I realized this weekend that I have not been doing my day of rest right. Brett and I have supposedly been setting aside Saturdays as our "Sabbath" and yet, I still end up being tired and stressed by the end of the day! Why?!?!
Because we usually spend this "day of rest" at home with Ransom...and so, for all intents and purposes it looks very much like every other day...UNLESS I make it seem different.
And so on Saturday I threw caution to the wind and we all went out for Chick-fil-a. And then we came home and watched Star Trek...I left the house a mess. I did not do laundry even though it was over flowing out of the basket. I did not do dishes even though we had some leftover dishes that needed to be done for the party that we threw on Friday night. I was lazy. And it was REALLY IMPORTANT.
I STILL feel a bit refreshed two days later. And I am grateful.
Incidentally, as a bonus-the guy who's living with us-Hayden, offered to babysit Ransom and since he spends a lot of time watching me take care of him, and playing with him when he's home...I felt really comfortable leaving Ransom with him so that we could go see The King's Speech. * This was ALSO a huge treat since we're going to be having a babysitter tonight as well ( we're going to see Beauty and the Beast at the local theatre with a bunch of friends) and so I feel like I'm being hugely spoiled to be away from my child multiple times in a matter of days....

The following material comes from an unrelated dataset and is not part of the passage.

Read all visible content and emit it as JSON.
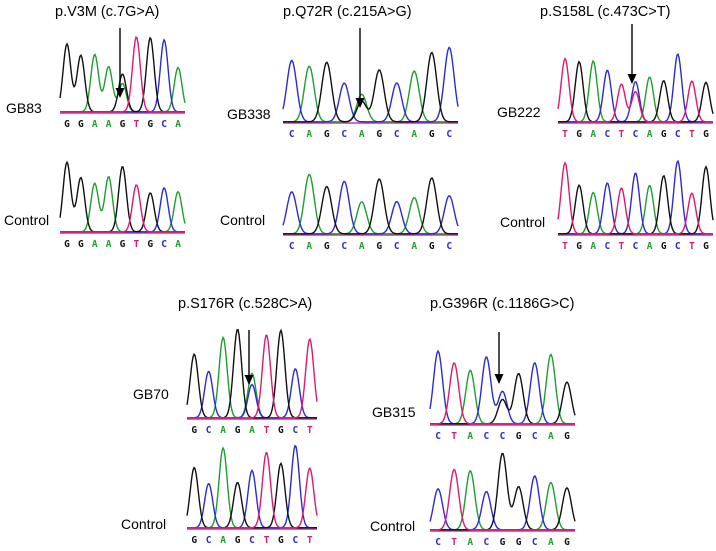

I really do think I'm a better parent to Ransom when I've had a break every so often though, and I'm currently praying about whether or not I can schedule a time once a week, during the week for me to be away from him for a few hours...so far I do not see a way for this to happen without me putting him in Hourly Care ( which I do not want to do). But I'm praying about it. At the moment I feel like I just HANG ON to the thought of Brett coming home every evening so that I can get a bit of help, but that attitude is really not the one I need to have. Poor Brett is working hard all day, and while he LOVES spending time with Ransom in the evening, and would never complain about helping me out whenever he can, I need to make sure that my attitude towards him is not Raggedy Housewife when he gets home...things need to change, some way, some how.
*SUCH a good movie! I totally recommend it!!! the soundtrack, the acting, the incredible true story...it was really a wonderful piece of storytelling!
1 comment:
Hey, Girl! I stayed home for 12 years and it was a beautiful idea to take my sweet babies to a quality Mother's Day Out for 3 hours weekly at a local church. Then, when they were three, they attended pre-school 3 mornings a week. They learned so much and loved loved making friends! I adored my babies, I adored staying home with them and I adored a few hours of respite each week. It did give me more perspective and hey, I have fabulous girls! Don't worry!